Simplying this regular expression

Question

I am trying to prove (without converting it into Automata, through just simplification) that the following two regular expressions are equal:

$ (\epsilon + 0^*1^+0)^* = \epsilon + (0+1)^*10 $

here is what I have got so far:

$$ (\epsilon + 0^*1^+0)^* = \\ (0^*1^+0)^* = \\ (0^*1^*10)^* = \\ \epsilon + (0^*1^*10)^+ = \\ \epsilon + (0^*1^*10)(0^*1^*10)^* = \\ \epsilon + 0^*1^*10(0^*1^*10)^*$$

I seem to be stuck, I am not sure if I am doing it the correct way, or if there is a better way to prove this.

I know that $(a+b)^* = (a^*b^*)^* $ is true and I think this will certainly come in handy for the problem above but I am not sure how to prove $(a+b)^* = (a^*b^*)^* $ either.

Answer 1

The regular expression on the right consists of the empty word along with all words ending in $10$. All words accepted by the regular expression on the left are of this form. It remains to show that all words accepted by the regular expression on the right are also accepted by the one on the left.
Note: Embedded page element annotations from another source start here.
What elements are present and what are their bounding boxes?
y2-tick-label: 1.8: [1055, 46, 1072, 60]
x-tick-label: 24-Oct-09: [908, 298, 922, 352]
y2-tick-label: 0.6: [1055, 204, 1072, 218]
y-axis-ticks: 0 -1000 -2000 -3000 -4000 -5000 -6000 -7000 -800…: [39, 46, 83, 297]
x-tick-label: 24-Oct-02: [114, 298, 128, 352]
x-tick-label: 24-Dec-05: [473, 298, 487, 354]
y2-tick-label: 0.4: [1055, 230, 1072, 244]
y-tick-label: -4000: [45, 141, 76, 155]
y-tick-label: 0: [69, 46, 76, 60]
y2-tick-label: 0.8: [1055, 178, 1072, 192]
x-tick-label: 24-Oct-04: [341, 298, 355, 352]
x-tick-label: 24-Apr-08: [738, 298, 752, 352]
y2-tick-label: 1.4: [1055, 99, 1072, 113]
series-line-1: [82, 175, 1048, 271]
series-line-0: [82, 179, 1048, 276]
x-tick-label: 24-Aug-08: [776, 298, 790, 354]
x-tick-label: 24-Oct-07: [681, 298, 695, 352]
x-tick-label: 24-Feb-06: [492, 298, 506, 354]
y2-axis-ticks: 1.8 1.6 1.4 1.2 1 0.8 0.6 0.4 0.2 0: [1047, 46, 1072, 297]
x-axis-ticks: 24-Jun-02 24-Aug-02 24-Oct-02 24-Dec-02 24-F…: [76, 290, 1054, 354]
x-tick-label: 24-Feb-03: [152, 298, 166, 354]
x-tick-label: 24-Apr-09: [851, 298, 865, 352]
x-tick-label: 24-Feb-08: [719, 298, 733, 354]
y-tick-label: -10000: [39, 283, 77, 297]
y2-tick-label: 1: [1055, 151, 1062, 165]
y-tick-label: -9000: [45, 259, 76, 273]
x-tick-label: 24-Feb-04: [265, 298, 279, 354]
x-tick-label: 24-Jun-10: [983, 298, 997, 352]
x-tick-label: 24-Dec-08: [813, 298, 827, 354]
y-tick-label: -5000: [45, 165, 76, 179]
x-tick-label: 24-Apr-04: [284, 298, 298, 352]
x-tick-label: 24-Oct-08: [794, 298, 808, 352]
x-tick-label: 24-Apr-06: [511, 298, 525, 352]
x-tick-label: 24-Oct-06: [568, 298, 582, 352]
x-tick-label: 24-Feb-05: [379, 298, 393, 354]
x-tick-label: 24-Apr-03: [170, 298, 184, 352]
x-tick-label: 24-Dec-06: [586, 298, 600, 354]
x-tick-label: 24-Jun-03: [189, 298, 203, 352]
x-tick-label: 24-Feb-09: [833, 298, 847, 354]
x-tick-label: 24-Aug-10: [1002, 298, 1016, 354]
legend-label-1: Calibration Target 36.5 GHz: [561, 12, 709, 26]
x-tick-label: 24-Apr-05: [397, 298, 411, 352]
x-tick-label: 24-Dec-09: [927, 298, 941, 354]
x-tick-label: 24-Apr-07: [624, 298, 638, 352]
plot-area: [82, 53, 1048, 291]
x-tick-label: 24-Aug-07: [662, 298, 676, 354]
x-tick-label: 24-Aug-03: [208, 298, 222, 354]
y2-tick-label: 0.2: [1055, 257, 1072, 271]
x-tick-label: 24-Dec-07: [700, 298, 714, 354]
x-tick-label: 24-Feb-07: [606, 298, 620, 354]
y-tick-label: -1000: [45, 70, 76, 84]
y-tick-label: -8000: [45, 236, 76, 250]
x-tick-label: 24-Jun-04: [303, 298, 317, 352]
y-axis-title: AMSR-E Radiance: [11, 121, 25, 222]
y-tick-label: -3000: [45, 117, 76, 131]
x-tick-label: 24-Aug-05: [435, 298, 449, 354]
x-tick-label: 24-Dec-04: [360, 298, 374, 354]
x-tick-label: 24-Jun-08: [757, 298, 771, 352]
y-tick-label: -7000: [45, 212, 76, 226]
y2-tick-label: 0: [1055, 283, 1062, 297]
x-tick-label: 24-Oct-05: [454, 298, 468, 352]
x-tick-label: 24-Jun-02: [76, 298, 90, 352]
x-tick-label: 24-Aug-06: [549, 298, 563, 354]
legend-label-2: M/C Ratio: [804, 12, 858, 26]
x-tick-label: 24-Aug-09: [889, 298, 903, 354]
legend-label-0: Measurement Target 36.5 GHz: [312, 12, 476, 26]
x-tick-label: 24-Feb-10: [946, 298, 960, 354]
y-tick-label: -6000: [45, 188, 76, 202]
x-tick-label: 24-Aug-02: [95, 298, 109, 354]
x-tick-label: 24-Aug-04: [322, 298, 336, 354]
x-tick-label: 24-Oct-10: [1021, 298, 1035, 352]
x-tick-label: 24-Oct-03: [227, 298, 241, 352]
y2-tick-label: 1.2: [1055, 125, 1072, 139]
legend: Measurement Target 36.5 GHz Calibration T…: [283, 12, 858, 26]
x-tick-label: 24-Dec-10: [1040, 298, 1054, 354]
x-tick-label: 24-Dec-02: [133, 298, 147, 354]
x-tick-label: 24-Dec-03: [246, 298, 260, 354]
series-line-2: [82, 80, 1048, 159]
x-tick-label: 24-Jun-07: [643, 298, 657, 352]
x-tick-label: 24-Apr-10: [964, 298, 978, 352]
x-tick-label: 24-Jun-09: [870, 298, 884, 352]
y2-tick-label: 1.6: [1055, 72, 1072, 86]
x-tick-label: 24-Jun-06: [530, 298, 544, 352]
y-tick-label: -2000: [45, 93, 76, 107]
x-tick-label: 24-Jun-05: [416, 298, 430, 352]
This is clear for the empty word, so it remains to show the following:

Every word ending in $10$ is accepted by $(0^*1^+0)^*$.

Indeed, every word ending in $10$ has the form $$ 0^{a_1} 1^{b_1} 0^{a_2} 1^{b_2} \cdots 0^{a_n} 1^{b_n} 0, $$ where $b_1,a_2,b_2,\ldots,a_n,b_n \geq 1$. We can decompose this word as $$ (0^{a_1} 1^{b_1} 0) (0^{a_2-1} 1^{b_2} 0) (0^{a_3-1} 1^{b_3} 0) \cdots (0^{a_{n-1}-1} 1^{b_n} 0) \in (0^*1^+0)^*. $$